The novel coronavirus pandemic could be the event that fundamentally reshapes US higher education. Most colleges and universities have closed their campuses for the rest of the semester, with milestones like graduation ceremonies canceled and classes moved online. Some American colleges have already permanently closed their doors or suspended admissions because of the pandemic. So far, these are small colleges with pre-existing financial woes. But other schools are likely to follow in their footsteps as economic pressures grow.
Part of the coronavirus relief package passed by Congress and signed by President Trump suspended payments on federally-held student loans through the end of September. Less funding for financial aid will mean fewer enrollments, which in turn will mean less tuition income. It is a snowball that keeps growing.
What to expect in the US higher education in times of COVID-19
A permanent shift from US higher education toward online education could be a good option for this moment. The merits of online education are its convenience and economy for students and school alike, but it’s very difficult to replicate the vibrant learning environment of an engaged classroom online.
Although, what’s left is a series of ad hoc and largely aimless online assignments and herky-jerky Zoom meetings. There will be no prom or internship. Graduation almost certainly won’t happen, at least not in June, when it was originally scheduled. If it takes place at all, it will probably be online, with extended family staying safely at home.
And, what will be of college in the fall? Schools are already talking about delaying their fall semesters or running them entirely online. “Paying tuition for my son to stare for months at his laptop screen in his bedroom at home?” That doesn’t sound smart. So, maybe my son will take a gap year.

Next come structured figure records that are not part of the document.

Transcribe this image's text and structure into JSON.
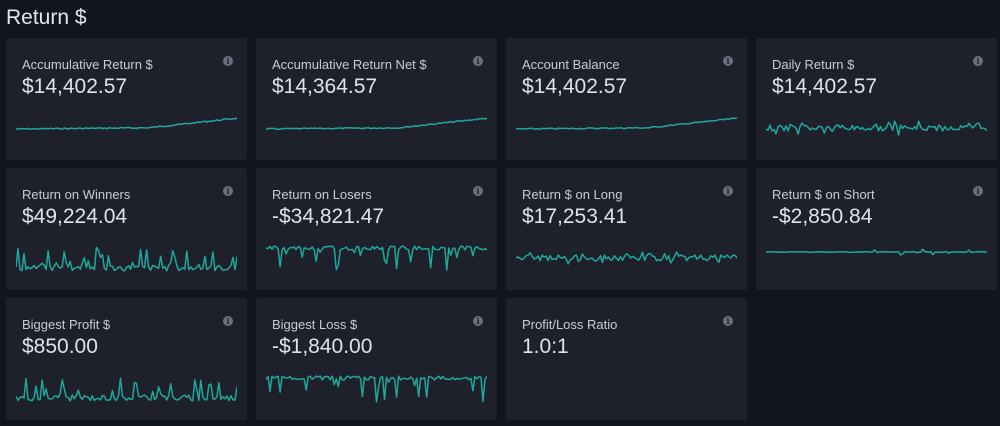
{
  "section": {
    "title": "Return $"
  },
  "colors": {
    "accent": "#1fa89a",
    "card": "#1e212b",
    "background": "#13151d"
  },
  "info_icon": "info-icon",
  "cards": [
    {
      "label": "Accumulative Return $",
      "value": "$14,402.57",
      "spark": "cumulative"
    },
    {
      "label": "Accumulative Return Net $",
      "value": "$14,364.57",
      "spark": "cumulative"
    },
    {
      "label": "Account Balance",
      "value": "$14,402.57",
      "spark": "cumulative"
    },
    {
      "label": "Daily Return $",
      "value": "$14,402.57",
      "spark": "noise"
    },
    {
      "label": "Return on Winners",
      "value": "$49,224.04",
      "spark": "spikes-up"
    },
    {
      "label": "Return on Losers",
      "value": "-$34,821.47",
      "spark": "spikes-down"
    },
    {
      "label": "Return $ on Long",
      "value": "$17,253.41",
      "spark": "noise"
    },
    {
      "label": "Return $ on Short",
      "value": "-$2,850.84",
      "spark": "flat"
    },
    {
      "label": "Biggest Profit $",
      "value": "$850.00",
      "spark": "spikes-up"
    },
    {
      "label": "Biggest Loss $",
      "value": "-$1,840.00",
      "spark": "spikes-down"
    },
    {
      "label": "Profit/Loss Ratio",
      "value": "1.0:1",
      "spark": "none"
    }
  ]
}
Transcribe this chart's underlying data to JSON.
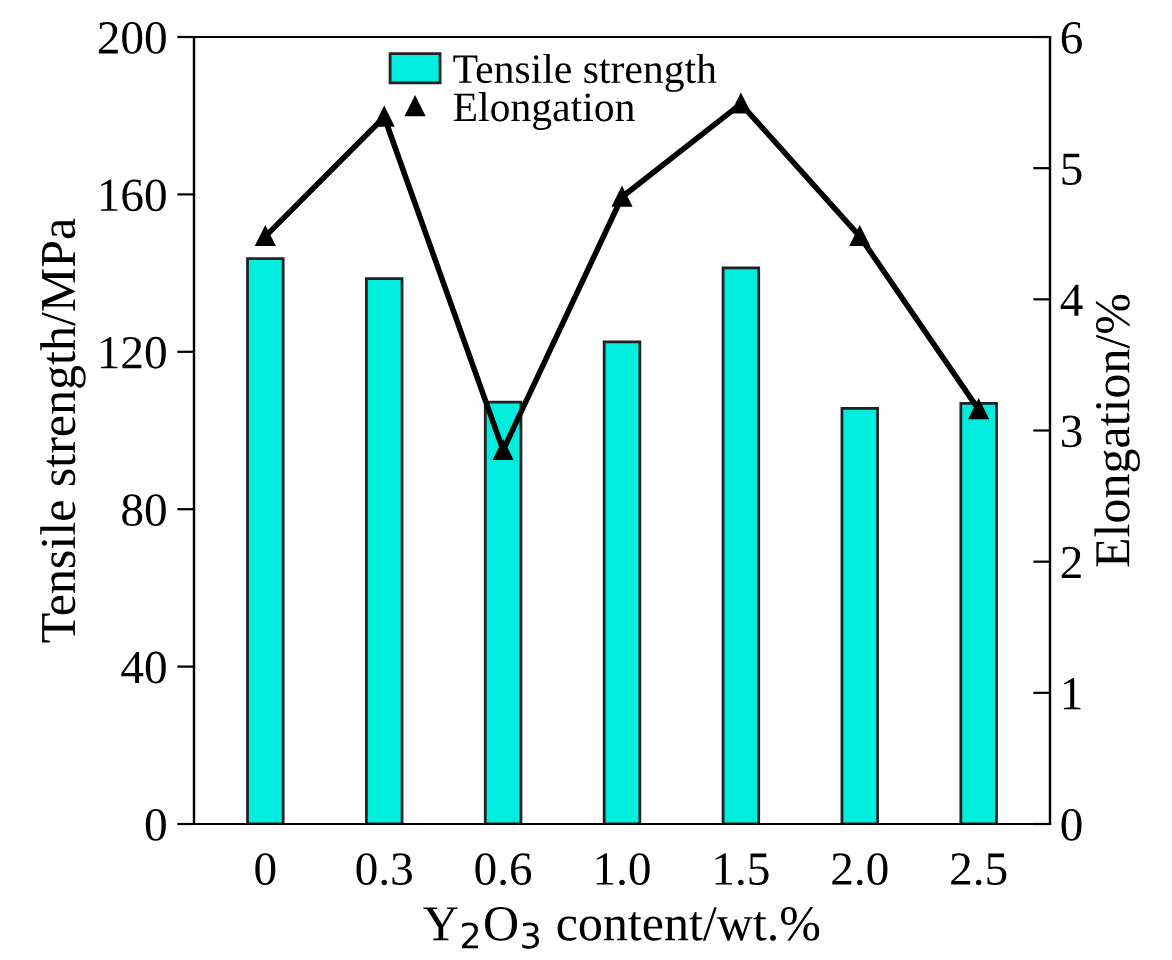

Things are far worse for those graduating from college this spring. On top of the vanished rite of passage, these graduates will face a non-existent job market, with the overwhelming majority of them left to languish for months or even years trapped in an antechamber separating their educations from their careers. The economic peril is serious, but so is the psychological torment.
Faced with a pandemic, in addition to the deaths of people, we have to deal with economic and psychological damage. Faced with a pandemic, we have every reason to think we’re not doing the best to save our students and universities. The novel coronavirus pandemic is changing badly the US higher education.